House of Lords Communications and Digital Committee holds new inquiry on effectiveness of digital regulation
The House of Lords Communications and Digital Select Committee is holding an inquiry on the effectiveness of digital regulation. It is building on its previous report on regulation in a digital world, which it published in March 2019. It is asking various questions about how well coordinated digital regulation is, and how effective the Digital Regulation Co-operation Forum is. It also asks if regulators have the powers and capabilities, including expertise, to keep pace with developments, and what the appropriate balance is between giving regulators flexibility and providing clarity in legislation. Another question relates to how effective digital regulators’ horizon scanning is and how it could be improved. The Committee also asks how effective parliamentary oversight of digital regulation is and what respondents’ views are about the Committee’s proposal for a “Digital Authority”, overseen by a joint committee of Parliament. Finally, the Committee asks how effectively UK regulators co-operate with international partners, how such co-operation could be improved, and whether there are any examples of strategic approaches to digital regulation in other countries from which the UK could learn. The consultation ends on 22 October 2021.

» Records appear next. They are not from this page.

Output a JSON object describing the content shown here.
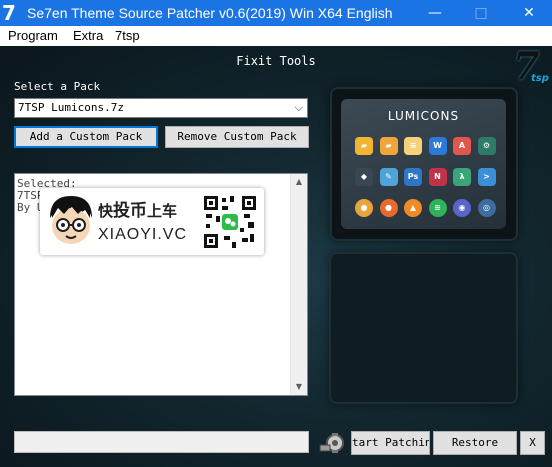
{
  "window": {
    "logo": "7",
    "title": "Se7en Theme Source Patcher v0.6(2019) Win X64 English",
    "controls": {
      "minimize": "—",
      "maximize": "□",
      "close": "✕"
    }
  },
  "menu": [
    "Program",
    "Extra",
    "7tsp"
  ],
  "panel_title": "Fixit Tools",
  "brand": {
    "big": "7",
    "small": "tsp"
  },
  "pack": {
    "label": "Select a Pack",
    "selected": "7TSP Lumicons.7z",
    "add_label": "Add a Custom Pack",
    "remove_label": "Remove Custom Pack"
  },
  "details": {
    "lines": [
      "Selected:",
      "7TSP",
      "By U"
    ]
  },
  "preview": {
    "title": "LUMICONS",
    "icons": [
      {
        "name": "folder-icon",
        "glyph": "▰",
        "color": "#f2b533"
      },
      {
        "name": "folder-docs-icon",
        "glyph": "▰",
        "color": "#f0a53a"
      },
      {
        "name": "document-icon",
        "glyph": "≡",
        "color": "#f7d17a"
      },
      {
        "name": "word-icon",
        "glyph": "W",
        "color": "#2b79d9"
      },
      {
        "name": "pdf-icon",
        "glyph": "A",
        "color": "#e2574c"
      },
      {
        "name": "settings-icon",
        "glyph": "⚙",
        "color": "#2e7b6a"
      },
      {
        "name": "inkscape-icon",
        "glyph": "◆",
        "color": "#3a4653"
      },
      {
        "name": "paint-icon",
        "glyph": "✎",
        "color": "#4ea3d8"
      },
      {
        "name": "photoshop-icon",
        "glyph": "Ps",
        "color": "#2f77c4"
      },
      {
        "name": "onenote-icon",
        "glyph": "N",
        "color": "#c0344a"
      },
      {
        "name": "lambda-icon",
        "glyph": "λ",
        "color": "#3aa678"
      },
      {
        "name": "terminal-icon",
        "glyph": ">",
        "color": "#3a8fd9"
      },
      {
        "name": "chrome-icon",
        "glyph": "●",
        "color": "#e8a33a"
      },
      {
        "name": "firefox-icon",
        "glyph": "●",
        "color": "#e86a2c"
      },
      {
        "name": "vlc-icon",
        "glyph": "▲",
        "color": "#f08a24"
      },
      {
        "name": "spotify-icon",
        "glyph": "≋",
        "color": "#2fb25a"
      },
      {
        "name": "discord-icon",
        "glyph": "◉",
        "color": "#5865c9"
      },
      {
        "name": "steam-icon",
        "glyph": "◎",
        "color": "#3c6d9e"
      }
    ]
  },
  "footer": {
    "start_label": "tart Patchin",
    "restore_label": "Restore",
    "x_label": "X"
  },
  "watermark": {
    "cn_prefix": "快",
    "cn_big": "投币",
    "cn_suffix": "上车",
    "en": "XIAOYI.VC"
  }
}
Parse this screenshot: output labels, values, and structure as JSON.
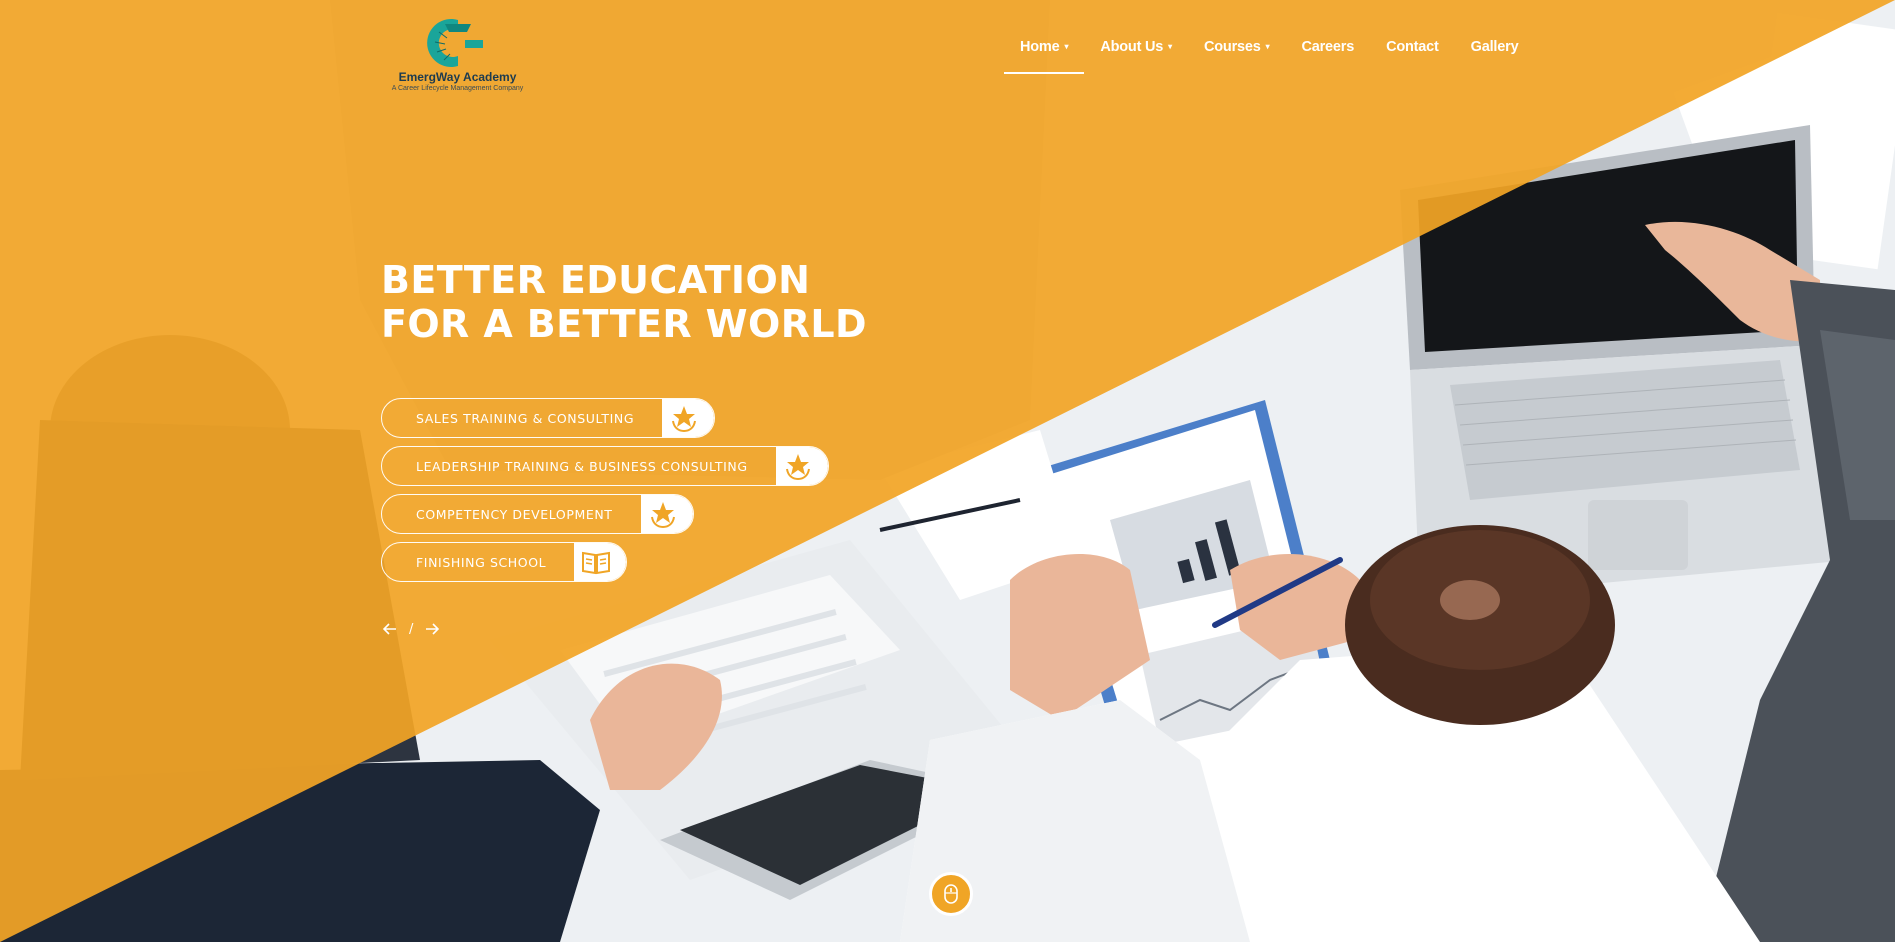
{
  "brand": {
    "name": "EmergWay Academy",
    "tagline": "A Career Lifecycle Management Company",
    "logo_icon": "emergway-logo-icon"
  },
  "nav": {
    "items": [
      {
        "label": "Home",
        "has_dropdown": true,
        "active": true
      },
      {
        "label": "About Us",
        "has_dropdown": true,
        "active": false
      },
      {
        "label": "Courses",
        "has_dropdown": true,
        "active": false
      },
      {
        "label": "Careers",
        "has_dropdown": false,
        "active": false
      },
      {
        "label": "Contact",
        "has_dropdown": false,
        "active": false
      },
      {
        "label": "Gallery",
        "has_dropdown": false,
        "active": false
      }
    ],
    "caret": "▾"
  },
  "hero": {
    "headline_line1": "BETTER EDUCATION",
    "headline_line2": "FOR A BETTER WORLD",
    "courses": [
      {
        "label": "SALES TRAINING & CONSULTING",
        "icon": "star-hands-icon"
      },
      {
        "label": "LEADERSHIP TRAINING & BUSINESS CONSULTING",
        "icon": "star-hands-icon"
      },
      {
        "label": "COMPETENCY DEVELOPMENT",
        "icon": "star-hands-icon"
      },
      {
        "label": "FINISHING SCHOOL",
        "icon": "open-book-icon"
      }
    ],
    "slider_separator": "/",
    "prev_icon": "arrow-left-icon",
    "next_icon": "arrow-right-icon",
    "scroll_icon": "mouse-icon"
  },
  "colors": {
    "accent": "#f0a526",
    "overlay": "#f2a526",
    "white": "#ffffff",
    "logo_teal": "#1aa59a"
  }
}
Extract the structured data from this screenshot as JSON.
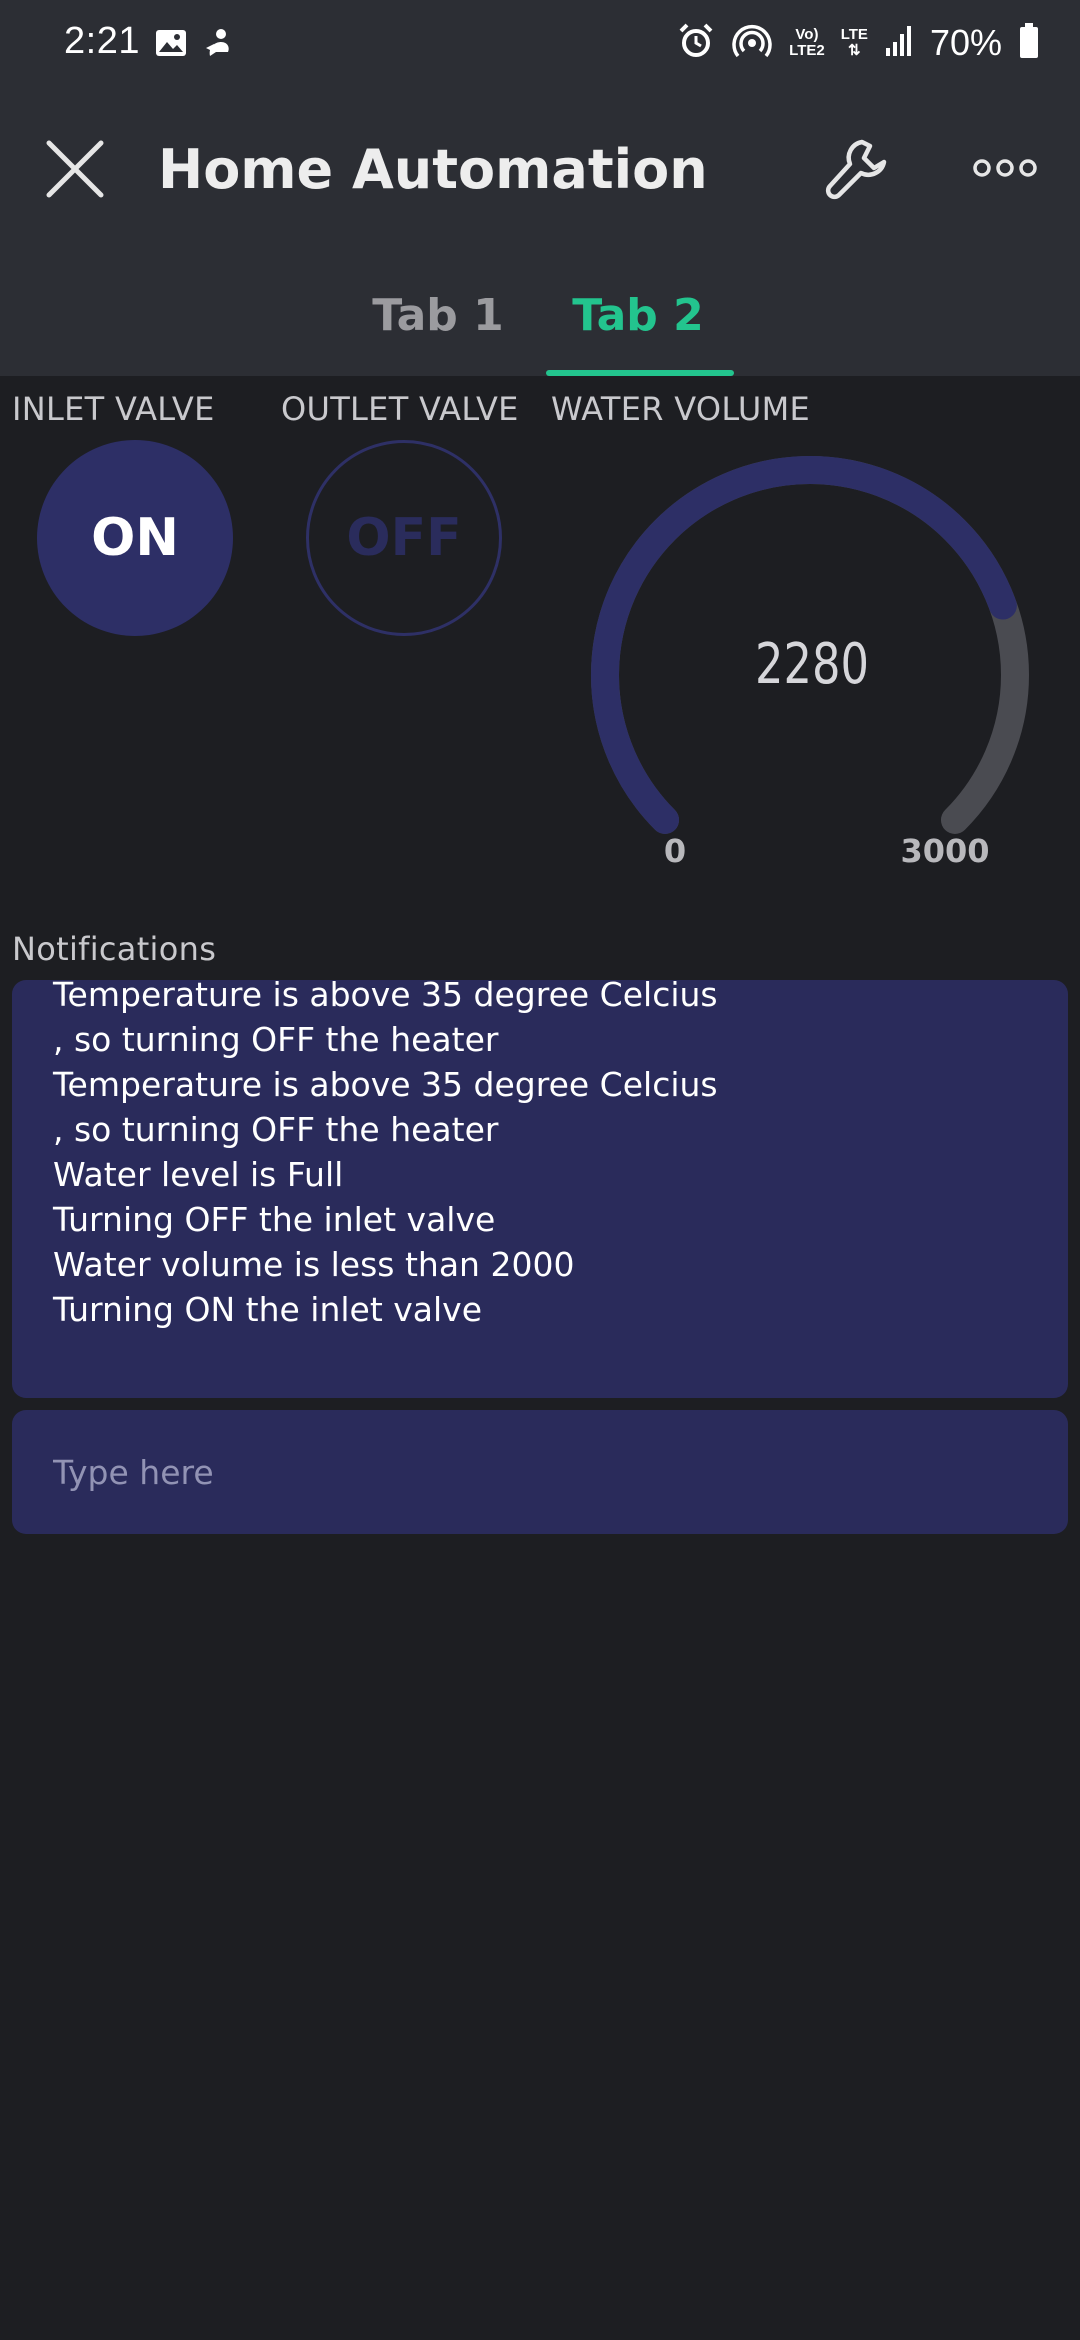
{
  "status_bar": {
    "time": "2:21",
    "battery": "70%",
    "net_top": "Vo)",
    "net_bottom": "LTE2",
    "lte_label": "LTE"
  },
  "app_bar": {
    "title": "Home Automation"
  },
  "tabs": [
    {
      "label": "Tab 1",
      "active": false
    },
    {
      "label": "Tab 2",
      "active": true
    }
  ],
  "widgets": {
    "inlet_valve": {
      "label": "INLET VALVE",
      "state": "ON"
    },
    "outlet_valve": {
      "label": "OUTLET VALVE",
      "state": "OFF"
    },
    "water_volume": {
      "label": "WATER VOLUME",
      "value": "2280",
      "min": "0",
      "max": "3000",
      "fill_fraction": 0.76
    }
  },
  "notifications": {
    "label": "Notifications",
    "lines": [
      "Temperature is above 35 degree Celcius",
      ", so turning OFF the heater",
      "Temperature is above 35 degree Celcius",
      ", so turning OFF the heater",
      "Water level is Full",
      "Turning OFF the inlet valve",
      "Water volume is less than 2000",
      "Turning ON the inlet valve"
    ],
    "input_placeholder": "Type here"
  },
  "colors": {
    "accent": "#23c48e",
    "widget_bg": "#2a2b5b",
    "gauge_fill": "#2d2f66",
    "gauge_track": "#4a4b51"
  }
}
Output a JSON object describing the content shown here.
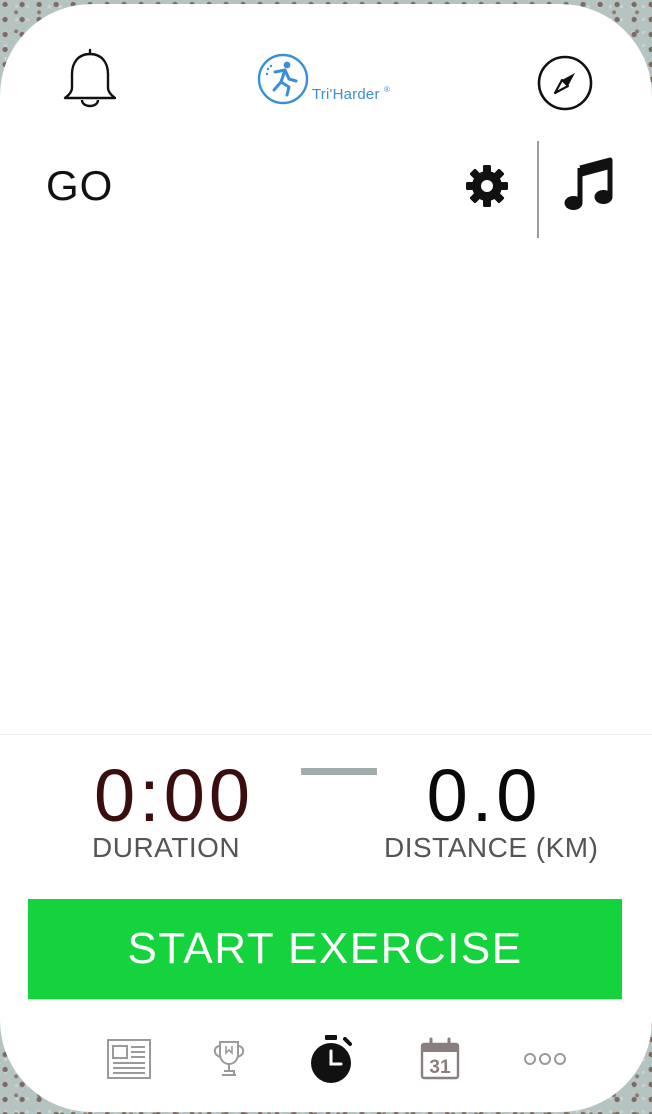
{
  "header": {
    "logo_text": "Tri'Harder",
    "logo_mark": "®",
    "left_icon": "bell-icon",
    "right_icon": "compass-icon"
  },
  "toolbar": {
    "title": "GO",
    "settings_icon": "gear-icon",
    "music_icon": "music-note-icon"
  },
  "stats": {
    "duration": {
      "value": "0:00",
      "label": "DURATION"
    },
    "distance": {
      "value": "0.0",
      "label": "DISTANCE (KM)"
    }
  },
  "actions": {
    "start_label": "START EXERCISE"
  },
  "tabbar": {
    "items": [
      {
        "icon": "newspaper-icon"
      },
      {
        "icon": "trophy-icon"
      },
      {
        "icon": "stopwatch-icon",
        "active": true
      },
      {
        "icon": "calendar-icon",
        "text": "31"
      },
      {
        "icon": "more-icon"
      }
    ]
  },
  "colors": {
    "accent_green": "#14d33c",
    "logo_blue": "#3a8fd8",
    "duration_text": "#3a0e0e",
    "tab_inactive": "#9a9a9a",
    "tab_active": "#111111"
  }
}
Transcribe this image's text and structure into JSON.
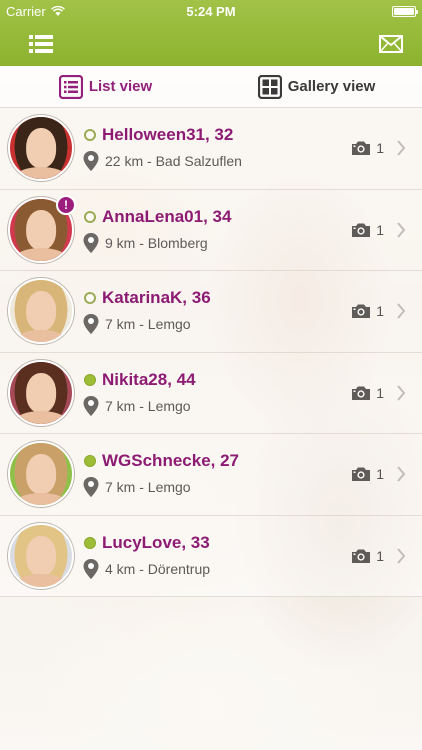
{
  "status_bar": {
    "carrier": "Carrier",
    "time": "5:24 PM"
  },
  "nav": {
    "menu_icon": "list-menu-icon",
    "mail_icon": "envelope-icon"
  },
  "tabs": {
    "list_view": "List view",
    "gallery_view": "Gallery view"
  },
  "colors": {
    "header": "#96b83a",
    "accent": "#8d1b73",
    "online": "#9ebd36"
  },
  "profiles": [
    {
      "name": "Helloween31, 32",
      "location": "22 km - Bad Salzuflen",
      "photos": "1",
      "status": "offline",
      "notification": "",
      "hair": "#3b2418",
      "bg": "#c8312f"
    },
    {
      "name": "AnnaLena01, 34",
      "location": "9 km - Blomberg",
      "photos": "1",
      "status": "offline",
      "notification": "!",
      "hair": "#8a5a32",
      "bg": "#d13a4e"
    },
    {
      "name": "KatarinaK, 36",
      "location": "7 km - Lemgo",
      "photos": "1",
      "status": "offline",
      "notification": "",
      "hair": "#d8b679",
      "bg": "#efe8dc"
    },
    {
      "name": "Nikita28, 44",
      "location": "7 km - Lemgo",
      "photos": "1",
      "status": "online",
      "notification": "",
      "hair": "#5a2f1f",
      "bg": "#a64a58"
    },
    {
      "name": "WGSchnecke, 27",
      "location": "7 km - Lemgo",
      "photos": "1",
      "status": "online",
      "notification": "",
      "hair": "#c9a067",
      "bg": "#8fc04a"
    },
    {
      "name": "LucyLove, 33",
      "location": "4 km - Dörentrup",
      "photos": "1",
      "status": "online",
      "notification": "",
      "hair": "#e2c486",
      "bg": "#d9dde2"
    }
  ]
}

UK government publishes second version of digital identity trust framework
The UK government has published the second version of its digital identity trust framework which forms part of its plans to improve identity verification. The latest draft rules to govern the future use of digital identities follow the publication of the first version of the trust framework in February 2021 and the consultation last month. The framework incorporates feedback from the public. It shows how organisations can be certified to provide secure digital identity services, they will have to go through an assessment process with an independent certification body. It also states how data can be shared between organisations. The government plans to start testing the framework in partnership with service providers.